The show is about two brothers, Wirt and Greg, who wander through the woods as the try to find their way home. The woods they travel through, known as The Unknown, end up being nothing more than a dream that the two had as they almost drown in a pond unconscious. After watching it a second time, I began to draw more and more evidence that supports the idea that The Unknown is a metaphor for the concept of Limbo, when someone is in between life and death.

One of the first major pieces of evidence is the second episode that takes place in a town called Pottsfield. The town is occupied by skeletons that are dug up and wear pumpkins and crops as clothing. Before the boys leave the leader asks if they are going to stay, when Wirt says no, he says, “Oh well, you'll join us someday.” Pottsfield is supposed to be the end result of everyone’s life where the dead finally rest based off of how it is full of skeletons and that the leader hints at the fact that they will one day join.

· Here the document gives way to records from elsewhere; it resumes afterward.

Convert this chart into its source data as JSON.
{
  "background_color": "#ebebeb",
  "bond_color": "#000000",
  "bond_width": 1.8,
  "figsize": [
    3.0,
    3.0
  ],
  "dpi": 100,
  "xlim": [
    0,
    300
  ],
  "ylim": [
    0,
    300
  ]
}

Another major part to look at is an episode where they have to take a ferry to travel down river where they can meet a witch who can supposedly take them home. To take the ferry it is required that they pay the toll which is two cents. At first I didn’t think anything of the price, but after I thought of it more, it reminded me of the river of styx in Greek mythology. In the underworld in Greek mythology, there is a river that you must cross. In order to cross the river you must pay the ferryman two coins, the same price that the ferry charged. The ferry is supposed to be another step for the two boys as they travel further into the unknown.

A major point I wanted to look at was the Edelwood trees that make up the forest. One of the characters, the woodsman, travels through the unknown looking for these trees so to chop down he may grind their wood into oil to fuel his lantern. He has to keep the lantern lit or else the flame that is his daughter’s soul will go out. The Edelwood trees are actually the people who have lost hope trying to navigate their way out of the unknown. After all their hope is lost, the main antagonist, the Beast, claims them and turns them into trees. He claims that the unknown is his forest and that he has grown all of these trees. The forest is supposed to be both the end result and the doom of the two brothers if they lose all hope.

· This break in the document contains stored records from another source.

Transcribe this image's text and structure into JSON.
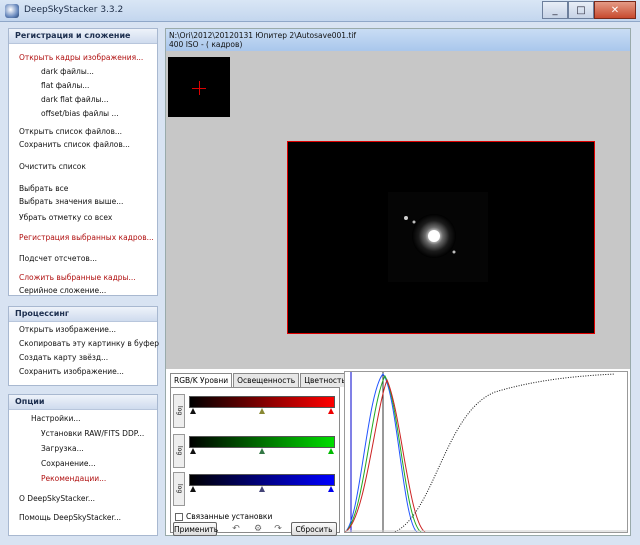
{
  "window": {
    "title": "DeepSkyStacker 3.3.2",
    "minimize": "_",
    "maximize": "□",
    "close": "✕"
  },
  "sidebar": {
    "registration": {
      "header": "Регистрация и сложение",
      "items": [
        {
          "label": "Открыть кадры изображения...",
          "style": "red"
        },
        {
          "label": "dark файлы...",
          "style": "indent"
        },
        {
          "label": "flat файлы...",
          "style": "indent"
        },
        {
          "label": "dark flat файлы...",
          "style": "indent"
        },
        {
          "label": "offset/bias файлы ...",
          "style": "indent"
        },
        {
          "label": "Открыть список файлов...",
          "style": "normal"
        },
        {
          "label": "Сохранить список файлов...",
          "style": "normal"
        },
        {
          "label": "Очистить список",
          "style": "normal"
        },
        {
          "label": "Выбрать все",
          "style": "normal"
        },
        {
          "label": "Выбрать значения выше...",
          "style": "normal"
        },
        {
          "label": "Убрать отметку со всех",
          "style": "normal"
        },
        {
          "label": "Регистрация выбранных кадров...",
          "style": "red"
        },
        {
          "label": "Подсчет отсчетов...",
          "style": "normal"
        },
        {
          "label": "Сложить выбранные кадры...",
          "style": "red"
        },
        {
          "label": "Серийное сложение...",
          "style": "normal"
        }
      ]
    },
    "processing": {
      "header": "Процессинг",
      "items": [
        {
          "label": "Открыть изображение..."
        },
        {
          "label": "Скопировать эту картинку в буфер"
        },
        {
          "label": "Создать карту звёзд..."
        },
        {
          "label": "Сохранить изображение..."
        }
      ]
    },
    "options": {
      "header": "Опции",
      "items": [
        {
          "label": "Настройки...",
          "style": "indent2"
        },
        {
          "label": "Установки RAW/FITS DDP...",
          "style": "indent"
        },
        {
          "label": "Загрузка...",
          "style": "indent"
        },
        {
          "label": "Сохранение...",
          "style": "indent"
        },
        {
          "label": "Рекомендации...",
          "style": "indent-red"
        },
        {
          "label": "О DeepSkyStacker...",
          "style": "normal"
        },
        {
          "label": "Помощь DeepSkyStacker...",
          "style": "normal"
        }
      ]
    }
  },
  "main": {
    "path": "N:\\Ori\\2012\\20120131 Юпитер 2\\Autosave001.tif",
    "frame_info": "400 ISO - ( кадров)",
    "tabs": [
      "RGB/K Уровни",
      "Освещенность",
      "Цветность"
    ],
    "log_label": "log",
    "linked_label": "Связанные установки",
    "apply_label": "Применить",
    "reset_label": "Сбросить",
    "undo_icon": "undo-icon",
    "redo_icon": "redo-icon",
    "settings_icon": "gear-icon",
    "colors": {
      "red": "#ff0000",
      "green": "#00dd00",
      "blue": "#0000ff"
    }
  }
}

The last part I wanted to talk about is the character the Beast himself.

He appears in the cartoon as an ominous silhouette with two bright glowing eyes. He reminds me of a kind of grim reaper character the way that he is always looming over characters in the background. In the show we never see him interact with any of the characters or physical objects but in one scene where a shadow that appears to be his hand reaches out to grab the lantern. It is interesting because the hand stretches upon the ground like a castes shadow, suggesting that he does not have an actual physical body.

The most notable fact about the Beast is when we see him at the end of the show. The Woodsmen swings his lantern, and its light shines across the beast for a mere second. If you actually pause the frame over the beast you can see that his body is made up of Edelwood. Edelwood is supposed to be people who have lost hope and died in the unknown, so it would mean that the Beast is actually comprised of all those who have died. He is supposed to symbolize a Grim Reaper kind of character who hunts the boys as they travel through limbo.

Over the Garden Wall is a wonderful show that has so much deep meaning. I could watch it over and over again and always find some new detail or piece of evidence that I didn’t see before. I can tell that it’s creator, Patrick McHale put a lot of time and effort into this show. In the end I am left in awe at how brilliantly the story is told and all the hidden detail in between.